Not the first time that FBI agents made idiosyncratic artistic judgments in order to validate the Bureau’s enforcement of criminal laws. At least in other cases, they were trying to interpret laws which claimed to define what is and is not “obscene”, often a dubious thing to ask of an officer.
But in this case, black people made music that got Anslinger’s dick hard, so they had to be put in jail to defend his moral conflicts. I just read the story; thanks for linking it, Boo. What evil treatment Holliday received. And even with this on top of all her other troubles, Billie’s note to the agent who put her in for her longest jail term is amazingly mature and full of proper perspective.
Tonight, Oprah aired a program that showcased and celebrated, the Legends That Paved the Way as part of her monthlong Selma at 50 programming.
If you missed it, I hope you catch it.
Oprah Winfrey presents: Legends Who Paved The Way
http://www.oprah.com/own/Oprah-Winfrey-Presents-Legends-Who-Paved-the-Way-Airs-Jan-18-Video
Also too, OWN is rebroadcasting a number of their Selma 50 programs today and tomorrow
I don’t get it. I can’t even imagine jazz music as being particularly offensive or subversive. He’s not even just talking about lyrics. Its like the 18th century music’s banned in Europe for bringing on weird moods. I simply cannot get it.
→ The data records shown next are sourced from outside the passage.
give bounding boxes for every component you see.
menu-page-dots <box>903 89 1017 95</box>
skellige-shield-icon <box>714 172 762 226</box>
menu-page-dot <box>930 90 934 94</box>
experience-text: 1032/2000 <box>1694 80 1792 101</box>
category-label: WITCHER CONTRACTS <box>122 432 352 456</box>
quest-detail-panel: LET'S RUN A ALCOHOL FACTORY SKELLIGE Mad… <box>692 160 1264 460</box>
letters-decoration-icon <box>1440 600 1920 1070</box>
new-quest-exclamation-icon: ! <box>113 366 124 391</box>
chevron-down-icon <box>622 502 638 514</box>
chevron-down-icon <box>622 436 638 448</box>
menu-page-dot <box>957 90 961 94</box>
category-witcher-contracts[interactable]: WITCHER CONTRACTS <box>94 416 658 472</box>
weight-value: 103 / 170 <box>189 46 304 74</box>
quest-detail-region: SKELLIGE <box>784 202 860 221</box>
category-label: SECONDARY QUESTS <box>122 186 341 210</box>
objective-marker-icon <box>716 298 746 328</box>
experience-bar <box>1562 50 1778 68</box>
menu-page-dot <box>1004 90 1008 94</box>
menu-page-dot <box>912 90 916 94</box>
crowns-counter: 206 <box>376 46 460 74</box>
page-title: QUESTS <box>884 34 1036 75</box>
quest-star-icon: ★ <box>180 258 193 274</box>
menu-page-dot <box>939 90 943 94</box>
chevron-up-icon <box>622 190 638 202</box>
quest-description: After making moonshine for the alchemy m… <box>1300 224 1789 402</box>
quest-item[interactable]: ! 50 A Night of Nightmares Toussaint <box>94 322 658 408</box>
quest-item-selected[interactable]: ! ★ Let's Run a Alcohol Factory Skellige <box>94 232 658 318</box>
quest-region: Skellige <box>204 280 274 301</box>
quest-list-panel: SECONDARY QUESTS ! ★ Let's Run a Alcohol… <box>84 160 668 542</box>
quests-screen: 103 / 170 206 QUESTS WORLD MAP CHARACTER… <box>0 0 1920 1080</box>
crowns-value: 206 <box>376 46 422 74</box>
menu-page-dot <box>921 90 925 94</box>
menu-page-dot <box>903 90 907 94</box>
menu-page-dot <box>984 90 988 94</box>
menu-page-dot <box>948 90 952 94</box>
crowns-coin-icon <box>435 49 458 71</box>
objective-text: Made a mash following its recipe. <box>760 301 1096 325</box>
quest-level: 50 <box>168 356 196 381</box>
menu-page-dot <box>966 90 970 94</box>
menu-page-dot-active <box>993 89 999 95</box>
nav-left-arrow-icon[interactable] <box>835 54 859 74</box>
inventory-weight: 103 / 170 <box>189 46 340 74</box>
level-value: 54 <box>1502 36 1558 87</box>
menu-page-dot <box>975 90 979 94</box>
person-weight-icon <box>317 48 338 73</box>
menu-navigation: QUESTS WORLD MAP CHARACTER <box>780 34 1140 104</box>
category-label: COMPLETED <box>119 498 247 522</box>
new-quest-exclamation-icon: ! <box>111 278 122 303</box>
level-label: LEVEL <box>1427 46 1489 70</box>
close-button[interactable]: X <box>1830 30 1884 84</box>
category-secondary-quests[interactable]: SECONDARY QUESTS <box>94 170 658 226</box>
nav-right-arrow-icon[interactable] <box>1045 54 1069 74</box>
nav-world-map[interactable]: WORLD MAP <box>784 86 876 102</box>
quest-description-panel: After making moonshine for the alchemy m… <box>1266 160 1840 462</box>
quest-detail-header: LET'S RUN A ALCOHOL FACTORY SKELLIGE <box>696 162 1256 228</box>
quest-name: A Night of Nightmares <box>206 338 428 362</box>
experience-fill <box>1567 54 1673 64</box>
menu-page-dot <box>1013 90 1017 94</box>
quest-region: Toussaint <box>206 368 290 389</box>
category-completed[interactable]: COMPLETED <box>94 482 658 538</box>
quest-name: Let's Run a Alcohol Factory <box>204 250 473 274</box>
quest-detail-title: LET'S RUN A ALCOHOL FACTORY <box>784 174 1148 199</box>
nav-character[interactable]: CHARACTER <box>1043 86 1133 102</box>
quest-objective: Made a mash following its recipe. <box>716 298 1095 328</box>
well, it was supposed to be subversive.
It was anti-sex repression. Jazz released “the beast” within. A mix of extreme Christianity and political manipulation. Think of 1984 and the Junior Anti-Sex League.
That is the most ridiculous idea I’ve ever heard. People are insane.
A bit of MLK last speeches you may not have heard! A snippet…not quite the “I Have A Dream” MLK most white people are comfortable with
MLK on Economic Justice
https://www.youtube.com/watch?v=n4vdfugMFbg
Here in Asia, moving amongst the various expat communities, I occasionally run into the ghosts of Harry Anslinger. These “ghosts” as I call them are generally from rural conservative high schools in places like Oklahomophobia that don’t seem to offer any sort of drug awareness education in their health classes. These creeps refer to getting high derisively, as “smoking drugs.” As soon as I hear that nails on the chalkboard, cringe worthy, reference to smoking pot, I know I’m in the company of someone whose parents were most likely John Birchers, and from families where the social/cultural revolution of the 60’s and 70’s never took place. Interestingly enough, these same ghosts are often the most belligerent abusers of alcohol which they don’t consider a drug, because of its dominance as America’s acceptable liquid drug of choice.
That song still chills me to the bone.
The same as when I first heard it, back in the early 70’s at a black friends parent’s house.
Brrrrrrrrrrrrrrrrrrrrrr…
We started off listening to “race records” of comedians like Redd Foxx.
Then, he played some Monk and Coltrane, and he finished off with Billie Holiday’s signature song.
I was crying like a baby a few lines in.